En effet, dans une classe, le savoir est du côté de l'enseignant, alors que les élèves se trouvent à l'école, justement, du fait d'une attente à son égard. Et, sans abus de notre part, il semblerait impossible de concevoir l'école sans cette différence de niveau, dans le registre des connaissances, entre le maître et les élèves, puisqu'il en va là d'une hiérarchie anthropologique légitime. D'ailleurs, c'est exactement dans cette droite ligne que J. M. Ferry peut avancer que l'"autorité de l'enseignant s'assortit d'une inégalité postulée de la connaissance entre l'enseignant et l'enseigné"4 pour abonder dans le sens d'A. Renaut qui pointe que "quelque chose ne peut que subsister de cette composante quand nous nous employons à transmettre une série de savoirs établis qui, comme tels, ne se discutent pas ni ne se négocient (Renaut, 2004, p.173)". Le maître est celui qui maîtrise les connaissances, et l'indiscutabilité du savoir qu'il dispense est, elle aussi, nécessairement requise, car prôner le contraire irait à l'encontre de la volonté que le principe éducatif se donne à lui même, et qui consiste à relayer, de génération en génération, des acquis que nous tenons pour définitivement fondés.

Remarquons alors que, là encore, l'enseignant qui voudrait participer sur le fond au cours d'une DVP s'enfermerait ipso facto dans une contradiction profonde, puisqu'il voudrait adresser aux élèves, par la proposition d'une telle pratique, une invitation à penser par eux-mêmes, alors qu'il incarne devant eux l'autorité et la maîtrise du savoir, ce qui revient à dire que cette participation ne pourrait être envisageable que s'il partageait avec les élèves une conception de "l'argument (qui fait) l'autorité" alors qu'il est pour eux une "autorité qui fait argument (Tozzi, 2004, p. 27)". Position délicate à tenir, et qui, une fois de plus, pour éviter une dénaturation profonde des objectifs poursuivis par la DVP, ainsi que des disfonctionnements majeurs, impose le retrait de l'enseignant sur le fond de la pensée, afin que la place qu'il laisse libre soit une autorisation à ce que les élèves osent réellement l'expression de la leur.

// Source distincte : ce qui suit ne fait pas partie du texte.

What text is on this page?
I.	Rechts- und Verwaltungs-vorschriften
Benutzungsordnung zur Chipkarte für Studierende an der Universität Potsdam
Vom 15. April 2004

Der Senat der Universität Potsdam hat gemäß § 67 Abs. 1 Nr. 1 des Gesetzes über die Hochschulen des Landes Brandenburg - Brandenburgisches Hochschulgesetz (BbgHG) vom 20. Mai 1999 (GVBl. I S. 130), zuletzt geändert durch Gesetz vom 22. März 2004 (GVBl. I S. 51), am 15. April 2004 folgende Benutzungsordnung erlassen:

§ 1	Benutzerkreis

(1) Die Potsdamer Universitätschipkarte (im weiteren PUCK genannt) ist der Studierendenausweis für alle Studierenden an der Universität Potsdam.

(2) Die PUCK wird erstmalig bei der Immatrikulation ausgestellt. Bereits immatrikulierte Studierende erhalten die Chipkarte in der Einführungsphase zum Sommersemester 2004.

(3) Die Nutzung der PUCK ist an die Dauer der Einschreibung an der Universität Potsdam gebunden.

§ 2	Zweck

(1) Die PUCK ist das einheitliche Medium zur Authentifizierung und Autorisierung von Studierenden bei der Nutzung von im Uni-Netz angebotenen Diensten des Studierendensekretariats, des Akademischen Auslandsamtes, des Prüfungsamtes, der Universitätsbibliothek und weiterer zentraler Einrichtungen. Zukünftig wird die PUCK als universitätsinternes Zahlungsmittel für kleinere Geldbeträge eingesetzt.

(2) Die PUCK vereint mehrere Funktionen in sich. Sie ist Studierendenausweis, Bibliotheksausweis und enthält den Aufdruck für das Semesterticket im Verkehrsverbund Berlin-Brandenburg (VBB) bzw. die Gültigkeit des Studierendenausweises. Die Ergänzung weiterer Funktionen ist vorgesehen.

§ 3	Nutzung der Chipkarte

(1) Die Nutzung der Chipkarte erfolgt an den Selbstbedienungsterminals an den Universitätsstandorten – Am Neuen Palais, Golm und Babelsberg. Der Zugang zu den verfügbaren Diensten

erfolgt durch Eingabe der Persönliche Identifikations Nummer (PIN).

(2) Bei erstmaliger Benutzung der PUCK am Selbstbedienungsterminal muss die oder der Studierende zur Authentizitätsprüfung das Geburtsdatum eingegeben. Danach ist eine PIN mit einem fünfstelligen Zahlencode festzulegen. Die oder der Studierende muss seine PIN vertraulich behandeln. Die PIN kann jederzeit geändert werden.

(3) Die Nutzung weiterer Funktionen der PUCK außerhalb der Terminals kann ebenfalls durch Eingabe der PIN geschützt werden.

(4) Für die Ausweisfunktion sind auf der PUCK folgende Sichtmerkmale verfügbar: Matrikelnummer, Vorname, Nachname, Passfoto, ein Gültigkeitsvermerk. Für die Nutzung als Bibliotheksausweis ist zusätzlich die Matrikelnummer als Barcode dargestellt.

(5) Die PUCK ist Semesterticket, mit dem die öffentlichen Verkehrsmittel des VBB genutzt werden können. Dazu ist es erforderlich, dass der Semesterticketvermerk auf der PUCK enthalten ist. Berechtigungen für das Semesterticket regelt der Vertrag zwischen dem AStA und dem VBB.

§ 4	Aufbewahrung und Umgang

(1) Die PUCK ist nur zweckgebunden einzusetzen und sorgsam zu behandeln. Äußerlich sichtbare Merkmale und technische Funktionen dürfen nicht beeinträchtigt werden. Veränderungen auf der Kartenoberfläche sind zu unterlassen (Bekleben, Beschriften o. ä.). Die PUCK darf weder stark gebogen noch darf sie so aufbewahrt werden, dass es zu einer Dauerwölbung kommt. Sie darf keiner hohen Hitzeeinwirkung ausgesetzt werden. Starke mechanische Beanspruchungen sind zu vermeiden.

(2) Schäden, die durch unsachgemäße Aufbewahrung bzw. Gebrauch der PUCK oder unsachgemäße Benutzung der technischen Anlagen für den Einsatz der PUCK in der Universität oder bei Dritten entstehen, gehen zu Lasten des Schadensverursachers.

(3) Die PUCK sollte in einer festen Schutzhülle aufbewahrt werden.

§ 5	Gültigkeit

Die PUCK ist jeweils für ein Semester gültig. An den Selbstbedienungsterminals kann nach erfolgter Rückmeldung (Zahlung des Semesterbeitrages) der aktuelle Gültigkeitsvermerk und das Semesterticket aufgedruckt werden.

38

Cependant, à bien regarder ce qui précède, nous nous rendons compte que cela repose sur une conception de l'autorité qui s'enracine dans son indiscutabilité. Pourtant, n'y a-t-il pas, à l'heure actuelle, l'émergence d'une nouvelle compréhension de ce qu'elle est, en assurant ses assises au coeur même de la négociation et de la discussion ? Poser la question, c'est demander à expliciter le dépassement de l'autorité dans sa conception traditionnelle, pour s'ouvrir à ce qui en constitue les enjeux aujourd'hui.

De quelle autorité s'agit-il ? Autorité traditionnelle et discussion :
la question de l'autorisation

Classiquement, l'autorité se laisse appréhender comme étant à équidistance de la discussion et de la soumission violente, tout en relevant du pouvoir. H. Arendt le pointe clairement en avançant qu'elle "exclut l'usage de moyens extérieurs de coercition ; là où la force est employée, l'autorité proprement dite a échoué (Arendt, 1972, p. 123)". Elle précise aussi qu'elle "est incompatible avec la persuasion, qui présuppose l'égalité et opère par un processus d'argumentation. Là où on a recours à des arguments, l'autorité est laissée de côté. Face à l'ordre égalitaire de la persuasion, se tient l'ordre autoritaire qui est toujours hiérarchique (Arendt, 1972, p. 123)". À approcher l'autorité en ces termes, nous savons ce qu'elle n'est pas, mais non ce qu'elle est, et nous nous trouvons placé devant un délicat problème qui est celui de savoir ce que pourrait être son pouvoir, et l'ordre hiérarchique qu'elle présuppose, qui entendent emporter à coup sûr notre assentiment, sans avoir pourtant quoique ce soit de commun ni avec la force et la contrainte, ni avec la discussion. A. Renaut, reprenant à son compte l'étymologie du terme qu'H. Arendt nous rappelle ; "le mot auctoritas dérive du verbe augere, "augmenter" (Arendt, 1972, p. 160)", répond à cette épineuse question, en originant l'efficience de l'autorité en ce qu'elle serait un principe légitime sous l'effet duquel tout homme viendrait immanquablement à conformer, ordonner et subsumer sa vie, du simple fait que sa légitimité s'impose à lui, sans toutefois annihiler sa liberté.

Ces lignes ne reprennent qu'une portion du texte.